Gen X and Y Investors Savings More, But Boomers Strapped

Investors under the age of 46 (“Gen X/Y”) have become more optimistic about investing, but those ages 46 to 64 (“Boomers”) are holding back, according to the latest MFS Investing Sentiment Survey.

More than 40% of  Gen X/Y investors with $100,000 in investable assets reported they increased the amount they contributed to retirement plans in the last 12 months and more than half saved more outside their 401(k) or IRAs. Also, more than half say that they should invest overseas.

However, the group showed some confusion: they are holding 30% of their portfolios in cash, even though 71% report that inflation is a major concern. Many realize they need help:  45% say they re overwhelmed by the investment choices available to them, and 42% say their need for financial advice has increased in the past year. 
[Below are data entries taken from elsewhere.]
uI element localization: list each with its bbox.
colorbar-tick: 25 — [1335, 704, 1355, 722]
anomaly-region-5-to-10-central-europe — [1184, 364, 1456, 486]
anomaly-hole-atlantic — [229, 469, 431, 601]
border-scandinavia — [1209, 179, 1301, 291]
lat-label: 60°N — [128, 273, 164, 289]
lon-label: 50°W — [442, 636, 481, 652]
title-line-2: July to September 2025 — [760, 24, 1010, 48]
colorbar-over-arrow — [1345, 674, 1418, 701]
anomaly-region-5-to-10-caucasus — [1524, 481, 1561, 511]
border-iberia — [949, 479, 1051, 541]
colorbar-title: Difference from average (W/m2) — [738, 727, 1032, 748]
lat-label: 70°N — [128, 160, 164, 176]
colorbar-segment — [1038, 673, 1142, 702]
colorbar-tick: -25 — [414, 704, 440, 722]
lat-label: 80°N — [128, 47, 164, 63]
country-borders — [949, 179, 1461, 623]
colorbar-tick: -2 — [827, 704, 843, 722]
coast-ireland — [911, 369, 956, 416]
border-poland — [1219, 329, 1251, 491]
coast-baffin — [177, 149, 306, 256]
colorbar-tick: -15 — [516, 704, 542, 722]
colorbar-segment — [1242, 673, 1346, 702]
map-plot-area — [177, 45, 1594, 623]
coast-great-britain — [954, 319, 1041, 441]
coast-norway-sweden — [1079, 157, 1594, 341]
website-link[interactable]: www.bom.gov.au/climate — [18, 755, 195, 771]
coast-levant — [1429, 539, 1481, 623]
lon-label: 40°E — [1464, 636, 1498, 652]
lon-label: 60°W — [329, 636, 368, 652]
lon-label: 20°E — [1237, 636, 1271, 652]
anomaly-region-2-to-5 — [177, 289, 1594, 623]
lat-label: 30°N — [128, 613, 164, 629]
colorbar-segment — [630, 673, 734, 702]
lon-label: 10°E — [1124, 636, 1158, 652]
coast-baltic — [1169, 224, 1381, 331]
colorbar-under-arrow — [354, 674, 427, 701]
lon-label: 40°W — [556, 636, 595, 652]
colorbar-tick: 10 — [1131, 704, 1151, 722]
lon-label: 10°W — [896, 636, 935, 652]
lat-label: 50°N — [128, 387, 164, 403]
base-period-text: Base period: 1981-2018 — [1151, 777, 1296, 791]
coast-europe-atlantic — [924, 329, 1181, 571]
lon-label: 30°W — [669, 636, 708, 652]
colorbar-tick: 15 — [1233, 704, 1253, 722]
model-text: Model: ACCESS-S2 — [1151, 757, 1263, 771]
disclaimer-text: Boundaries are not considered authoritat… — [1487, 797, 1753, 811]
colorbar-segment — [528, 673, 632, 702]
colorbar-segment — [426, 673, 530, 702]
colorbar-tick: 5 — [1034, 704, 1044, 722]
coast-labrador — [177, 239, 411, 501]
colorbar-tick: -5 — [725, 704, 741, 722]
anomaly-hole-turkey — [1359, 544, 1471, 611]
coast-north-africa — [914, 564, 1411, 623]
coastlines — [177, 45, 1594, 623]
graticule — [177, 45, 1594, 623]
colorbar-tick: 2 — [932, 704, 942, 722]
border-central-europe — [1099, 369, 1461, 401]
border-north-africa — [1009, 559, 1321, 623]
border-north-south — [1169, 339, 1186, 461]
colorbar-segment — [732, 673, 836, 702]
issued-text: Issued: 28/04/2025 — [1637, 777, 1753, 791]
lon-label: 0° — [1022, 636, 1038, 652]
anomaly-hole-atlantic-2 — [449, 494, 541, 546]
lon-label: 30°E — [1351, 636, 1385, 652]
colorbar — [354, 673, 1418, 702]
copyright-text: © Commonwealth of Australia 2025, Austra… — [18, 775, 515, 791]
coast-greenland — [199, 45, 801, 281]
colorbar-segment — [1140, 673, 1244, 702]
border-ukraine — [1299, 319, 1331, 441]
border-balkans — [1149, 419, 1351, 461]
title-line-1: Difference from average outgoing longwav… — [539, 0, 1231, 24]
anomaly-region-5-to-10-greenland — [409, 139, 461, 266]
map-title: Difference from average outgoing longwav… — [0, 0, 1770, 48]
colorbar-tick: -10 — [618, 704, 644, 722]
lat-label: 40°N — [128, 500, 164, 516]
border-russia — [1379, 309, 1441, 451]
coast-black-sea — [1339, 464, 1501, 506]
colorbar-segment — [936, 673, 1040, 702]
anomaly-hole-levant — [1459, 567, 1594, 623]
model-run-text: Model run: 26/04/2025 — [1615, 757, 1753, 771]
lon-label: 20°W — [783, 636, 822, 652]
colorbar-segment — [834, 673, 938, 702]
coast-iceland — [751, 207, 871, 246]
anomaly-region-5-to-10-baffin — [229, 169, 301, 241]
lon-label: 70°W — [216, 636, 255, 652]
"We can see that Gen X/Y have accumulated significant assets, are willing to invest those assets, and have an increasing need for advice. However, their behavior and sentiment suggests that their needs are not being fully met by financial advisors,” said William Finnegan, senior managing director of retail marketing for MFS.

Half of the Boomers surveyed said they had lowered their expectations for life in retirement. While 30% said they were willing to take less risk in their investments than before, 59% of non-retired Boomers agreed with the statement, "I'm more concerned than ever about being able to retire when I thought I would."

"Boomers appear to be in a bind, knowing they need to save more for a retirement that is not far off, but they have a protective mindset driving their investing approach," Finnegan concluded.

Research Collaborative, an independent research firm, conducted the survey of nearly 600 investors in mid-February on behalf of MFS, a mutual fund provider.